Air Vice-Marshal Sir Charles Warburton Meredith (23 August 1896 - 19 April 1977) was a South African air force pilot, and Air Officer Commanding of the Rhodesian Air Training Group during the Second World War.

==Early life and family==
Meredith was born in Wynberg, Cape Town, and attended Wynberg Boys' High School. He was an electrical engineering student with South African Railways before becoming a cadet at RAF Staff College, Andover and was then commissioned as Second Lieutenant in the Royal Flying Corps (Military Wing) in October 1917. He was promoted to Flying Officer in February 1918.

After the First World War, in 1924, he joined the South African Air Force, having been recruited by Major Allister Miller, and in 1937 was appointed Commanding Officer of the Aircraft and Artillery Depot.

He was appointed Director of Civil Aviation in Southern Rhodesia in 1939.

Meredith was commissioned Air Commodore in the Royal Air Force Volunteer Reserve on 21 March 1940 for the duration of the hostilities.
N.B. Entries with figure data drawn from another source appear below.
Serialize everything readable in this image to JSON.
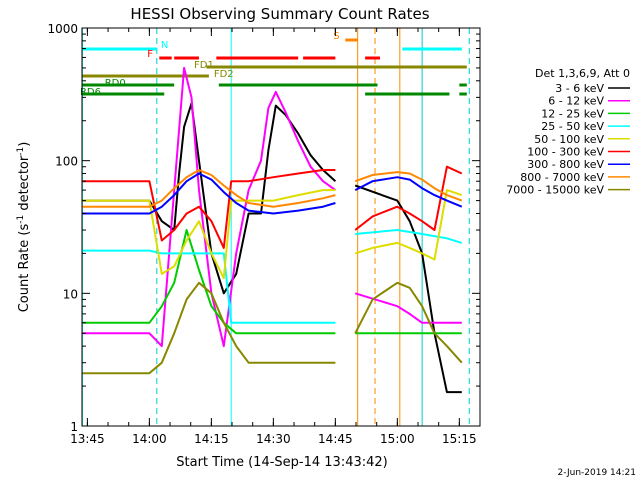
{
  "chart_data": {
    "type": "line",
    "title": "HESSI Observing Summary Count Rates",
    "xlabel": "Start Time (14-Sep-14 13:43:42)",
    "ylabel": "Count Rate (s⁻¹ detector⁻¹)",
    "ylabel_main": "Count Rate (s",
    "ylabel_sup1": "-1",
    "ylabel_mid": " detector",
    "ylabel_sup2": "-1",
    "ylabel_end": ")",
    "yscale": "log",
    "ylim": [
      1,
      1000
    ],
    "xlim": [
      13.7283,
      15.3333
    ],
    "xtick_labels": [
      "13:45",
      "14:00",
      "14:15",
      "14:30",
      "14:45",
      "15:00",
      "15:15"
    ],
    "xticks": [
      13.75,
      14.0,
      14.25,
      14.5,
      14.75,
      15.0,
      15.25
    ],
    "ytick_labels": [
      "1",
      "10",
      "100",
      "1000"
    ],
    "yticks": [
      1,
      10,
      100,
      1000
    ],
    "grid": false,
    "legend_position": "right",
    "legend_title": "Det 1,3,6,9, Att 0",
    "date_stamp": "2-Jun-2019 14:21",
    "series": [
      {
        "name": "3 - 6 keV",
        "color": "#000000",
        "x": [
          13.72,
          14.0,
          14.05,
          14.1,
          14.12,
          14.14,
          14.17,
          14.2,
          14.25,
          14.3,
          14.35,
          14.4,
          14.45,
          14.48,
          14.51,
          14.55,
          14.6,
          14.65,
          14.7,
          14.75,
          14.8,
          14.83,
          15.0,
          15.05,
          15.1,
          15.15,
          15.2,
          15.26
        ],
        "y": [
          50,
          50,
          35,
          30,
          80,
          180,
          270,
          100,
          20,
          10,
          14,
          40,
          40,
          120,
          260,
          220,
          160,
          110,
          85,
          70,
          null,
          65,
          50,
          35,
          20,
          5,
          1.8,
          1.8
        ]
      },
      {
        "name": "6 - 12 keV",
        "color": "#ff00ff",
        "x": [
          13.72,
          14.0,
          14.05,
          14.1,
          14.14,
          14.17,
          14.2,
          14.25,
          14.3,
          14.35,
          14.4,
          14.45,
          14.48,
          14.51,
          14.55,
          14.6,
          14.65,
          14.7,
          14.75,
          14.8,
          14.83,
          15.0,
          15.05,
          15.1,
          15.15,
          15.2,
          15.26
        ],
        "y": [
          5,
          5,
          4,
          60,
          500,
          300,
          60,
          10,
          4,
          20,
          60,
          100,
          250,
          330,
          230,
          140,
          90,
          70,
          60,
          null,
          10,
          8,
          7,
          6,
          6,
          6,
          6
        ]
      },
      {
        "name": "12 - 25 keV",
        "color": "#00cc00",
        "x": [
          13.72,
          14.0,
          14.05,
          14.1,
          14.15,
          14.2,
          14.25,
          14.3,
          14.35,
          14.4,
          14.45,
          14.5,
          14.55,
          14.6,
          14.65,
          14.7,
          14.75,
          14.8,
          14.83,
          15.0,
          15.1,
          15.2,
          15.26
        ],
        "y": [
          6,
          6,
          8,
          12,
          30,
          15,
          8,
          6,
          5,
          5,
          5,
          5,
          5,
          5,
          5,
          5,
          5,
          null,
          5,
          5,
          5,
          5,
          5
        ]
      },
      {
        "name": "25 - 50 keV",
        "color": "#00ffff",
        "x": [
          13.72,
          14.0,
          14.05,
          14.1,
          14.15,
          14.2,
          14.25,
          14.3,
          14.33,
          14.4,
          14.5,
          14.6,
          14.7,
          14.75,
          14.8,
          14.83,
          15.0,
          15.1,
          15.2,
          15.26
        ],
        "y": [
          21,
          21,
          20,
          20,
          20,
          20,
          20,
          20,
          6,
          6,
          6,
          6,
          6,
          6,
          null,
          28,
          30,
          28,
          26,
          24
        ]
      },
      {
        "name": "50 - 100 keV",
        "color": "#dddd00",
        "x": [
          13.72,
          14.0,
          14.05,
          14.1,
          14.15,
          14.2,
          14.25,
          14.3,
          14.33,
          14.4,
          14.5,
          14.6,
          14.7,
          14.75,
          14.8,
          14.83,
          14.9,
          15.0,
          15.05,
          15.1,
          15.15,
          15.2,
          15.26
        ],
        "y": [
          50,
          50,
          14,
          16,
          25,
          35,
          20,
          13,
          50,
          50,
          50,
          55,
          60,
          60,
          null,
          20,
          22,
          24,
          22,
          20,
          18,
          60,
          55
        ]
      },
      {
        "name": "100 - 300 keV",
        "color": "#ff0000",
        "x": [
          13.72,
          14.0,
          14.05,
          14.1,
          14.15,
          14.2,
          14.25,
          14.3,
          14.33,
          14.4,
          14.5,
          14.6,
          14.7,
          14.75,
          14.8,
          14.83,
          14.9,
          15.0,
          15.05,
          15.1,
          15.15,
          15.2,
          15.26
        ],
        "y": [
          70,
          70,
          25,
          30,
          40,
          45,
          35,
          22,
          70,
          70,
          75,
          80,
          85,
          85,
          null,
          30,
          38,
          45,
          40,
          35,
          30,
          90,
          80
        ]
      },
      {
        "name": "300 - 800 keV",
        "color": "#0000ff",
        "x": [
          13.72,
          14.0,
          14.05,
          14.1,
          14.15,
          14.2,
          14.25,
          14.3,
          14.35,
          14.4,
          14.5,
          14.6,
          14.7,
          14.75,
          14.8,
          14.83,
          14.9,
          15.0,
          15.05,
          15.1,
          15.15,
          15.2,
          15.26
        ],
        "y": [
          40,
          40,
          45,
          55,
          70,
          80,
          72,
          58,
          48,
          42,
          40,
          42,
          45,
          48,
          null,
          60,
          70,
          75,
          72,
          62,
          55,
          50,
          45
        ]
      },
      {
        "name": "800 - 7000 keV",
        "color": "#ff8800",
        "x": [
          13.72,
          14.0,
          14.05,
          14.1,
          14.15,
          14.2,
          14.25,
          14.3,
          14.35,
          14.4,
          14.5,
          14.6,
          14.7,
          14.75,
          14.8,
          14.83,
          14.9,
          15.0,
          15.05,
          15.1,
          15.15,
          15.2,
          15.26
        ],
        "y": [
          45,
          45,
          50,
          62,
          75,
          85,
          78,
          65,
          55,
          48,
          45,
          48,
          52,
          55,
          null,
          70,
          78,
          82,
          80,
          72,
          62,
          55,
          50
        ]
      },
      {
        "name": "7000 - 15000 keV",
        "color": "#888800",
        "x": [
          13.72,
          14.0,
          14.05,
          14.1,
          14.15,
          14.2,
          14.25,
          14.3,
          14.35,
          14.4,
          14.5,
          14.6,
          14.7,
          14.75,
          14.8,
          14.83,
          14.9,
          15.0,
          15.05,
          15.1,
          15.15,
          15.2,
          15.26
        ],
        "y": [
          2.5,
          2.5,
          3,
          5,
          9,
          12,
          10,
          6,
          4,
          3,
          3,
          3,
          3,
          3,
          null,
          5,
          9,
          12,
          11,
          8,
          5,
          4,
          3
        ]
      }
    ],
    "flag_bars": [
      {
        "label": "N",
        "color": "#00ffff",
        "row": 0,
        "segments": [
          [
            13.73,
            14.03
          ],
          [
            15.02,
            15.26
          ]
        ]
      },
      {
        "label": "S",
        "color": "#ff8800",
        "row": -1,
        "segments": [
          [
            14.79,
            14.84
          ]
        ]
      },
      {
        "label": "F",
        "color": "#ff0000",
        "row": 1,
        "segments": [
          [
            14.04,
            14.09
          ],
          [
            14.1,
            14.2
          ],
          [
            14.27,
            14.6
          ],
          [
            14.62,
            14.75
          ],
          [
            14.87,
            14.93
          ]
        ]
      },
      {
        "label": "FD1",
        "color": "#888800",
        "row": 2,
        "segments": [
          [
            14.23,
            15.28
          ]
        ]
      },
      {
        "label": "FD2",
        "color": "#888800",
        "row": 3,
        "segments": [
          [
            13.73,
            14.24
          ]
        ]
      },
      {
        "label": "RD0",
        "color": "#008800",
        "row": 4,
        "segments": [
          [
            13.73,
            14.1
          ],
          [
            14.28,
            14.92
          ],
          [
            15.25,
            15.28
          ]
        ]
      },
      {
        "label": "RD6",
        "color": "#008800",
        "row": 5,
        "segments": [
          [
            13.73,
            14.06
          ],
          [
            14.87,
            15.21
          ],
          [
            15.25,
            15.28
          ]
        ]
      }
    ],
    "vlines": [
      {
        "x": 14.03,
        "color": "#00cccc",
        "style": "dashed"
      },
      {
        "x": 14.84,
        "color": "#ff8800",
        "style": "solid"
      },
      {
        "x": 14.91,
        "color": "#ff8800",
        "style": "dashed"
      },
      {
        "x": 15.01,
        "color": "#ff8800",
        "style": "solid"
      },
      {
        "x": 15.1,
        "color": "#00cccc",
        "style": "solid"
      },
      {
        "x": 15.29,
        "color": "#00cccc",
        "style": "dashed"
      },
      {
        "x": 14.33,
        "color": "#00ffff",
        "style": "solid"
      },
      {
        "x": 13.73,
        "color": "#00ffff",
        "style": "solid"
      }
    ]
  }
}
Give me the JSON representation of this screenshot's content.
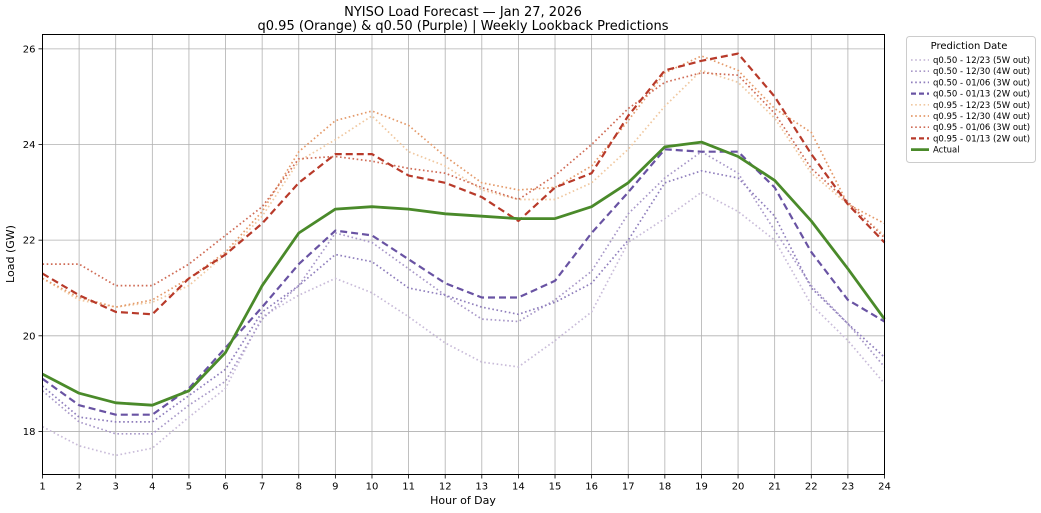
{
  "chart_data": {
    "type": "line",
    "title": "NYISO Load Forecast — Jan 27, 2026",
    "subtitle": "q0.95 (Orange) & q0.50 (Purple) | Weekly Lookback Predictions",
    "xlabel": "Hour of Day",
    "ylabel": "Load (GW)",
    "xlim": [
      1,
      24
    ],
    "ylim": [
      17.1,
      26.3
    ],
    "x_ticks": [
      "1",
      "2",
      "3",
      "4",
      "5",
      "6",
      "7",
      "8",
      "9",
      "10",
      "11",
      "12",
      "13",
      "14",
      "15",
      "16",
      "17",
      "18",
      "19",
      "20",
      "21",
      "22",
      "23",
      "24"
    ],
    "y_ticks": [
      "18",
      "20",
      "22",
      "24",
      "26"
    ],
    "grid": true,
    "legend": {
      "title": "Prediction Date",
      "placement": "upper right, outside plot"
    },
    "x": [
      1,
      2,
      3,
      4,
      5,
      6,
      7,
      8,
      9,
      10,
      11,
      12,
      13,
      14,
      15,
      16,
      17,
      18,
      19,
      20,
      21,
      22,
      23,
      24
    ],
    "series": [
      {
        "name": "q0.50 - 12/23 (5W out)",
        "color": "#c9bcd9",
        "dash": "dotted",
        "width": "thin",
        "values": [
          18.1,
          17.7,
          17.5,
          17.65,
          18.3,
          18.9,
          20.4,
          20.85,
          21.2,
          20.9,
          20.4,
          19.85,
          19.45,
          19.35,
          19.9,
          20.5,
          21.95,
          22.45,
          23.0,
          22.6,
          22.0,
          20.65,
          19.9,
          19.0
        ]
      },
      {
        "name": "q0.50 - 12/30 (4W out)",
        "color": "#a898c8",
        "dash": "dotted",
        "width": "thin",
        "values": [
          18.85,
          18.2,
          17.95,
          17.95,
          18.55,
          19.05,
          20.35,
          21.05,
          22.15,
          21.95,
          21.4,
          20.85,
          20.35,
          20.3,
          20.75,
          21.35,
          22.55,
          23.3,
          23.85,
          23.4,
          22.2,
          21.05,
          20.25,
          19.35
        ]
      },
      {
        "name": "q0.50 - 01/06 (3W out)",
        "color": "#8f7ebc",
        "dash": "dotted",
        "width": "thin",
        "values": [
          18.95,
          18.3,
          18.2,
          18.2,
          18.75,
          19.3,
          20.5,
          21.05,
          21.7,
          21.55,
          21.0,
          20.85,
          20.6,
          20.45,
          20.7,
          21.1,
          22.0,
          23.2,
          23.45,
          23.3,
          22.5,
          21.0,
          20.25,
          19.55
        ]
      },
      {
        "name": "q0.50 - 01/13 (2W out)",
        "color": "#6953a3",
        "dash": "dashed",
        "width": "thick",
        "values": [
          19.1,
          18.55,
          18.35,
          18.35,
          18.9,
          19.75,
          20.6,
          21.5,
          22.2,
          22.1,
          21.6,
          21.1,
          20.8,
          20.8,
          21.15,
          22.15,
          23.0,
          23.9,
          23.85,
          23.85,
          23.1,
          21.75,
          20.75,
          20.3
        ]
      },
      {
        "name": "q0.95 - 12/23 (5W out)",
        "color": "#f0c8a0",
        "dash": "dotted",
        "width": "thin",
        "values": [
          21.2,
          20.75,
          20.6,
          20.7,
          21.05,
          21.7,
          22.5,
          23.65,
          24.1,
          24.6,
          23.85,
          23.55,
          23.05,
          22.85,
          22.85,
          23.2,
          23.9,
          24.8,
          25.55,
          25.3,
          24.55,
          23.4,
          22.75,
          22.1
        ]
      },
      {
        "name": "q0.95 - 12/30 (4W out)",
        "color": "#e49a6a",
        "dash": "dotted",
        "width": "thin",
        "values": [
          21.2,
          20.8,
          20.6,
          20.75,
          21.2,
          21.75,
          22.6,
          23.85,
          24.5,
          24.7,
          24.4,
          23.75,
          23.2,
          23.05,
          23.1,
          23.55,
          24.5,
          25.5,
          25.85,
          25.55,
          24.75,
          24.25,
          22.75,
          22.35
        ]
      },
      {
        "name": "q0.95 - 01/06 (3W out)",
        "color": "#cf6b55",
        "dash": "dotted",
        "width": "thin",
        "values": [
          21.5,
          21.5,
          21.05,
          21.05,
          21.5,
          22.1,
          22.7,
          23.7,
          23.75,
          23.65,
          23.5,
          23.4,
          23.1,
          22.85,
          23.35,
          24.0,
          24.75,
          25.3,
          25.5,
          25.45,
          24.65,
          23.5,
          22.8,
          22.05
        ]
      },
      {
        "name": "q0.95 - 01/13 (2W out)",
        "color": "#b83a2a",
        "dash": "dashed",
        "width": "thick",
        "values": [
          21.3,
          20.85,
          20.5,
          20.45,
          21.2,
          21.7,
          22.35,
          23.2,
          23.8,
          23.8,
          23.35,
          23.2,
          22.9,
          22.4,
          23.1,
          23.4,
          24.6,
          25.55,
          25.75,
          25.9,
          25.0,
          23.8,
          22.75,
          21.95
        ]
      },
      {
        "name": "Actual",
        "color": "#4a8a2a",
        "dash": "solid",
        "width": "bold",
        "values": [
          19.2,
          18.8,
          18.6,
          18.55,
          18.85,
          19.65,
          21.05,
          22.15,
          22.65,
          22.7,
          22.65,
          22.55,
          22.5,
          22.45,
          22.45,
          22.7,
          23.2,
          23.95,
          24.05,
          23.75,
          23.25,
          22.4,
          21.4,
          20.35
        ]
      }
    ]
  }
}
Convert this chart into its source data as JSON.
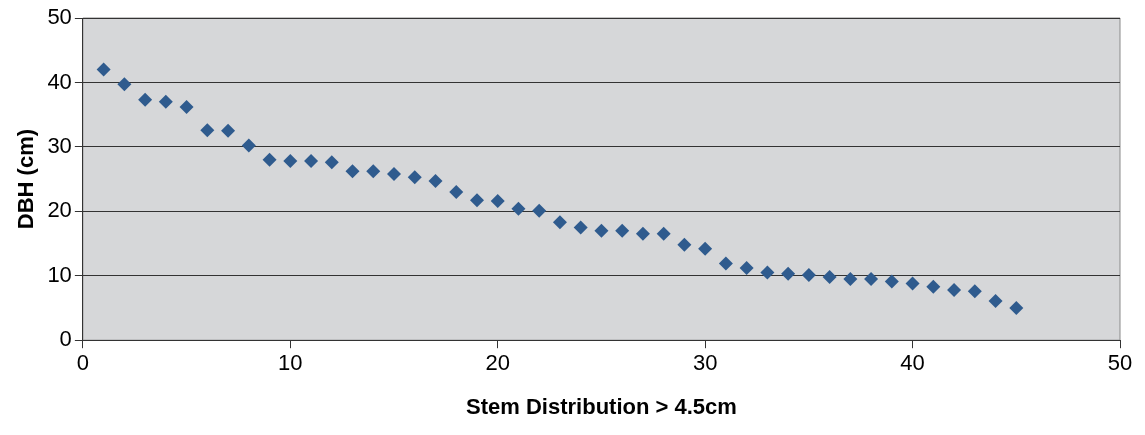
{
  "chart_data": {
    "type": "scatter",
    "xlabel": "Stem Distribution > 4.5cm",
    "ylabel": "DBH (cm)",
    "x": [
      1,
      2,
      3,
      4,
      5,
      6,
      7,
      8,
      9,
      10,
      11,
      12,
      13,
      14,
      15,
      16,
      17,
      18,
      19,
      20,
      21,
      22,
      23,
      24,
      25,
      26,
      27,
      28,
      29,
      30,
      31,
      32,
      33,
      34,
      35,
      36,
      37,
      38,
      39,
      40,
      41,
      42,
      43,
      44,
      45
    ],
    "series": [
      {
        "color": "#2f5b8e",
        "values": [
          42,
          39.7,
          37.3,
          37,
          36.2,
          32.6,
          32.5,
          30.2,
          28,
          27.8,
          27.8,
          27.6,
          26.2,
          26.2,
          25.8,
          25.3,
          24.7,
          23,
          21.7,
          21.6,
          20.4,
          20.1,
          18.3,
          17.5,
          17,
          17,
          16.5,
          16.5,
          14.8,
          14.2,
          11.9,
          11.2,
          10.5,
          10.3,
          10.1,
          9.8,
          9.5,
          9.5,
          9.1,
          8.8,
          8.3,
          7.8,
          7.6,
          6.1,
          5
        ]
      }
    ],
    "xlim": [
      0,
      50
    ],
    "xticks": [
      0,
      10,
      20,
      30,
      40,
      50
    ],
    "ylim": [
      0,
      50
    ],
    "yticks": [
      0,
      10,
      20,
      30,
      40,
      50
    ],
    "grid": "y",
    "marker": "diamond"
  }
}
He was promoted to Air Vice-Marshal during the War.

==Rhodesian Air Training Group==
Meredith was Air Officer Commanding of the Rhodesian Air Training Group, part of the Empire Air Training Scheme. Sir Archibald Sinclair, the British Secretary of State for Air, praised the excellent quality of the reinforcements coming to the RAF from the RATG.

Meredith expressed in 1943 that the Air Training Group would expand and that the expansion would be beneficial after the war for aeronautical training.

Meredith is the author of an article, "The Rhodesian Air Training Group 1940–1945", in a Rhodesian historical journal, published in July 1973.

==Honours==
Meredith was awarded the Air Force Cross in June 1919.

He was appointed Commander of the Most Excellent Order of the British Empire (CBE) in July 1941; Grand Commander of the Royal Order of the Phoenix (with swords) in 1943; and Companion of the Most Honourable Order of the Bath (Military Division) in June 1943.